In Du Toit’s view, despite the newfound urgency to move away from fossil fuels, carbon-based energy will still be around for a while, as this conversion will likely take up to 30 years. This means as this switch happens, more effort will be put into mitigating the negative impact of using these fuels.
Green fund pays off
The speed of this shift to a green-based economy, along with the disruption brought by the Covid-19 crisis, however, has made it difficult to make a call on the market implications of these events.
Even so, Ninety One has tapped into this trend with its Global Environment Fund, which invests in businesses that contribute to “positive environmental change through sustainable decarbonisation”.
This fund, which was only started at the end of February 2019, now has over $1 billion in assets under management and has risen in value by 75.8% for the year to end April.
The move to a green economy, nevertheless, possess a challenge for Ninety One as it invests in businesses that it has no direct operational control over.

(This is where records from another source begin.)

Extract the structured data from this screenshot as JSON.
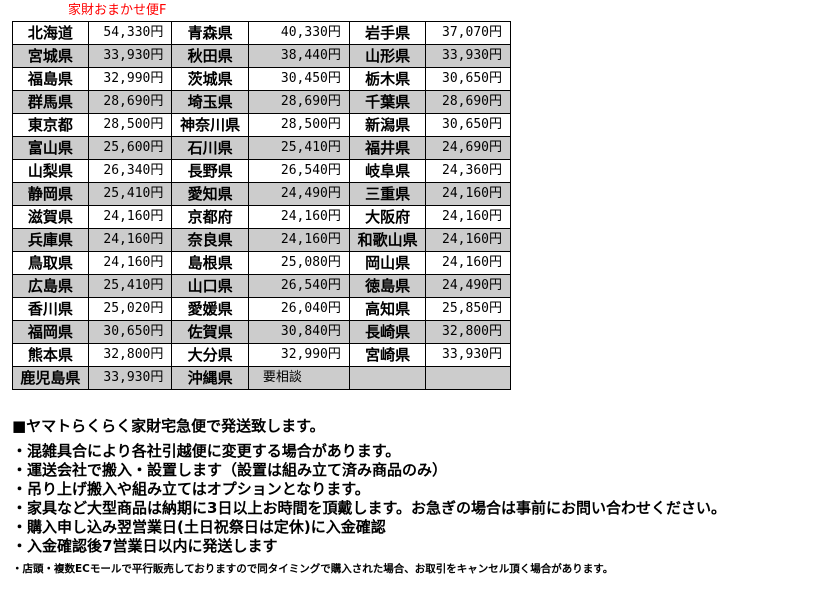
{
  "title": "家財おまかせ便F",
  "rows": [
    [
      [
        "北海道",
        "54,330円"
      ],
      [
        "青森県",
        "40,330円"
      ],
      [
        "岩手県",
        "37,070円"
      ]
    ],
    [
      [
        "宮城県",
        "33,930円"
      ],
      [
        "秋田県",
        "38,440円"
      ],
      [
        "山形県",
        "33,930円"
      ]
    ],
    [
      [
        "福島県",
        "32,990円"
      ],
      [
        "茨城県",
        "30,450円"
      ],
      [
        "栃木県",
        "30,650円"
      ]
    ],
    [
      [
        "群馬県",
        "28,690円"
      ],
      [
        "埼玉県",
        "28,690円"
      ],
      [
        "千葉県",
        "28,690円"
      ]
    ],
    [
      [
        "東京都",
        "28,500円"
      ],
      [
        "神奈川県",
        "28,500円"
      ],
      [
        "新潟県",
        "30,650円"
      ]
    ],
    [
      [
        "富山県",
        "25,600円"
      ],
      [
        "石川県",
        "25,410円"
      ],
      [
        "福井県",
        "24,690円"
      ]
    ],
    [
      [
        "山梨県",
        "26,340円"
      ],
      [
        "長野県",
        "26,540円"
      ],
      [
        "岐阜県",
        "24,360円"
      ]
    ],
    [
      [
        "静岡県",
        "25,410円"
      ],
      [
        "愛知県",
        "24,490円"
      ],
      [
        "三重県",
        "24,160円"
      ]
    ],
    [
      [
        "滋賀県",
        "24,160円"
      ],
      [
        "京都府",
        "24,160円"
      ],
      [
        "大阪府",
        "24,160円"
      ]
    ],
    [
      [
        "兵庫県",
        "24,160円"
      ],
      [
        "奈良県",
        "24,160円"
      ],
      [
        "和歌山県",
        "24,160円"
      ]
    ],
    [
      [
        "鳥取県",
        "24,160円"
      ],
      [
        "島根県",
        "25,080円"
      ],
      [
        "岡山県",
        "24,160円"
      ]
    ],
    [
      [
        "広島県",
        "25,410円"
      ],
      [
        "山口県",
        "26,540円"
      ],
      [
        "徳島県",
        "24,490円"
      ]
    ],
    [
      [
        "香川県",
        "25,020円"
      ],
      [
        "愛媛県",
        "26,040円"
      ],
      [
        "高知県",
        "25,850円"
      ]
    ],
    [
      [
        "福岡県",
        "30,650円"
      ],
      [
        "佐賀県",
        "30,840円"
      ],
      [
        "長崎県",
        "32,800円"
      ]
    ],
    [
      [
        "熊本県",
        "32,800円"
      ],
      [
        "大分県",
        "32,990円"
      ],
      [
        "宮崎県",
        "33,930円"
      ]
    ],
    [
      [
        "鹿児島県",
        "33,930円"
      ],
      [
        "沖縄県",
        "要相談"
      ],
      [
        "",
        ""
      ]
    ]
  ],
  "notes": {
    "heading": "■ヤマトらくらく家財宅急便で発送致します。",
    "items": [
      "・混雑具合により各社引越便に変更する場合があります。",
      "・運送会社で搬入・設置します（設置は組み立て済み商品のみ）",
      "・吊り上げ搬入や組み立てはオプションとなります。",
      "・家具など大型商品は納期に3日以上お時間を頂戴します。お急ぎの場合は事前にお問い合わせください。",
      "・購入申し込み翌営業日(土日祝祭日は定休)に入金確認",
      "・入金確認後7営業日以内に発送します"
    ],
    "small": "・店頭・複数ECモールで平行販売しておりますので同タイミングで購入された場合、お取引をキャンセル頂く場合があります。"
  },
  "colors": {
    "title": "#ff0000",
    "alt_row": "#cccccc"
  }
}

“We own shares in companies that may or may not do new things. What we require from the companies is a transition plan. If the company has a credible transition plan … that is up to them.”
No easy answers
This could see some businesses adapt to the coming greener economy. Others, however, could opt to “run down the business” and still generate “significant cash flow” for the shareholder, which will in turn invest in more eco-friendly companies.
This means Ninety One is not asking for an “exclusion of all emitters” from its portfolio because they could easily end up very cheaply in private hands, which might care more for the cash than the environment.
Du Toit gives the example of a mining house spinning out its coal operations. As the mining house no longer has carbon-generating coal mines on its books, it looks like it has reduced its carbon footprint.
In truth, the mines are still operating, but just under new owners.
The new owners could give the go-head for the mining company to open new mines, which will actually have a negative effect on the environment.
Du Toit says when it comes to making this transition, stakeholders have to be practical and understand that there are implications, especially for the developing world.
If the investment community no longer puts money into any project that generates emissions, it could see technology attract all the investment, while projects in emerging countries engage backing from questionable actors.
“They will be more reliant on bad projects.”